Спустившись в бездну бед, и ужаса, и порчи,
Колодника судьбы ты смог подметить корчи.
Под Карлами, что кровь смывают с хищных рук.
Под злобными Луи средь Лесдигьеров-слуг,
Под чванным Франсуа, под куколкой Дианой —
Ты Энкелада гнев почувствовал вулканный,
Ты саван снял с живых, простертых в глубине
Могильной, крикнув им: «Ваятель я! Ко мне!

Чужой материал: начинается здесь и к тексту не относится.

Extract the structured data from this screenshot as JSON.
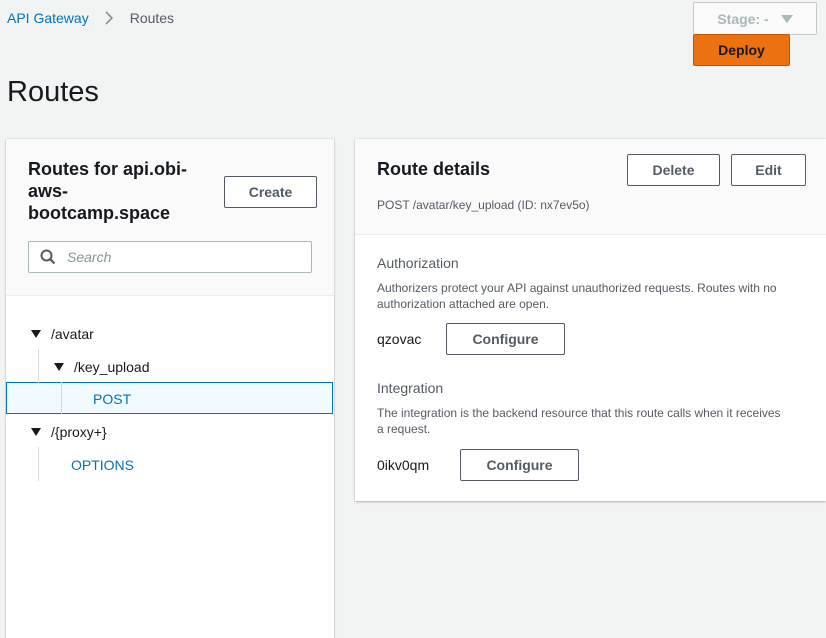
{
  "breadcrumb": {
    "parent": "API Gateway",
    "current": "Routes"
  },
  "stage": {
    "label": "Stage: -"
  },
  "deploy": {
    "label": "Deploy"
  },
  "page": {
    "title": "Routes"
  },
  "routes_panel": {
    "title": "Routes for api.obi-aws-bootcamp.space",
    "title_lines": [
      "Routes for api.obi-",
      "aws-",
      "bootcamp.space"
    ],
    "create_label": "Create",
    "search_placeholder": "Search",
    "tree": {
      "avatar": "/avatar",
      "key_upload": "/key_upload",
      "post": "POST",
      "proxy": "/{proxy+}",
      "options": "OPTIONS"
    }
  },
  "details": {
    "title": "Route details",
    "delete_label": "Delete",
    "edit_label": "Edit",
    "route_summary": "POST /avatar/key_upload (ID: nx7ev5o)",
    "authorization": {
      "heading": "Authorization",
      "description": "Authorizers protect your API against unauthorized requests. Routes with no authorization attached are open.",
      "authorizer_id": "qzovac",
      "configure_label": "Configure"
    },
    "integration": {
      "heading": "Integration",
      "description": "The integration is the backend resource that this route calls when it receives a request.",
      "integration_id": "0ikv0qm",
      "configure_label": "Configure"
    }
  },
  "colors": {
    "link": "#0073bb",
    "deploy": "#ec7211",
    "background": "#f2f3f3"
  }
}
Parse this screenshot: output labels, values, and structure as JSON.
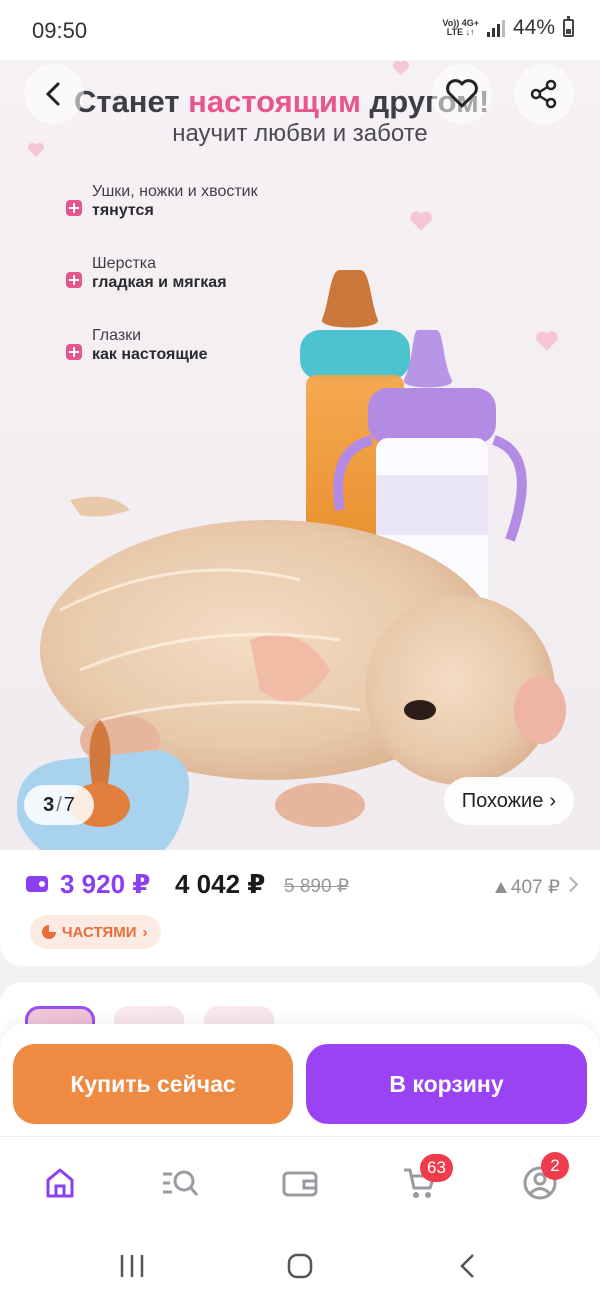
{
  "status_bar": {
    "time": "09:50",
    "network_top": "Vo)) 4G+",
    "network_bottom": "LTE ↓↑",
    "battery_percent": "44%"
  },
  "banner": {
    "title_before": "Станет ",
    "title_accent": "настоящим",
    "title_after": " другом!",
    "subtitle": "научит любви и заботе",
    "accent_color": "#e8568f",
    "features": [
      {
        "label": "Ушки, ножки и хвостик",
        "value": "тянутся"
      },
      {
        "label": "Шерстка",
        "value": "гладкая и мягкая"
      },
      {
        "label": "Глазки",
        "value": "как настоящие"
      }
    ]
  },
  "gallery": {
    "current": "3",
    "total": "7",
    "separator": "/",
    "similar_label": "Похожие",
    "similar_chevron": "›"
  },
  "icons": {
    "back": "back-arrow-icon",
    "favorite": "heart-icon",
    "share": "share-icon"
  },
  "price": {
    "wallet_price": "3 920 ₽",
    "price": "4 042 ₽",
    "old_price": "5 890 ₽",
    "diff": "407 ₽",
    "wallet_color": "#8a3ff2",
    "installments_label": "ЧАСТЯМИ",
    "installments_chevron": "›"
  },
  "actions": {
    "buy_now": "Купить сейчас",
    "add_to_cart": "В корзину",
    "buy_color": "#ef8a43",
    "cart_color": "#9a43f2"
  },
  "bottom_nav": {
    "items": [
      {
        "icon": "home-icon",
        "active": true
      },
      {
        "icon": "catalog-search-icon"
      },
      {
        "icon": "wallet-icon"
      },
      {
        "icon": "cart-icon",
        "badge": "63"
      },
      {
        "icon": "profile-icon",
        "badge": "2"
      }
    ],
    "active_color": "#8a3ff2"
  },
  "system_nav": {
    "items": [
      "recents-icon",
      "home-circle-icon",
      "back-icon"
    ]
  }
}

Все те, кто мучится, все те, кто плачет в страхе,
Все прокаженные, все, чающие плахи, —
Ко мне! Под цоколем, где торжествует медь,
Вдоль моста в камне вас я призову кишеть.
Нужда, болезни, скорбь, лохмотья, злая старость,
Оскалы голода, лачуг зловонных ярость, —
Ко мне! И этому — над вами — королю
Все ваши язвы я открытыми явлю;
Дам жизнь и плоть я вам, на камне иссеченным,
И вашим жалобам река ответит стоном;
Зимою, в темноте, под скорбный ветра вой,
К вам голоса дойдут всей бездны мировой —
Сюда, под ветхий мост, весь в пене, вихре, мраке!»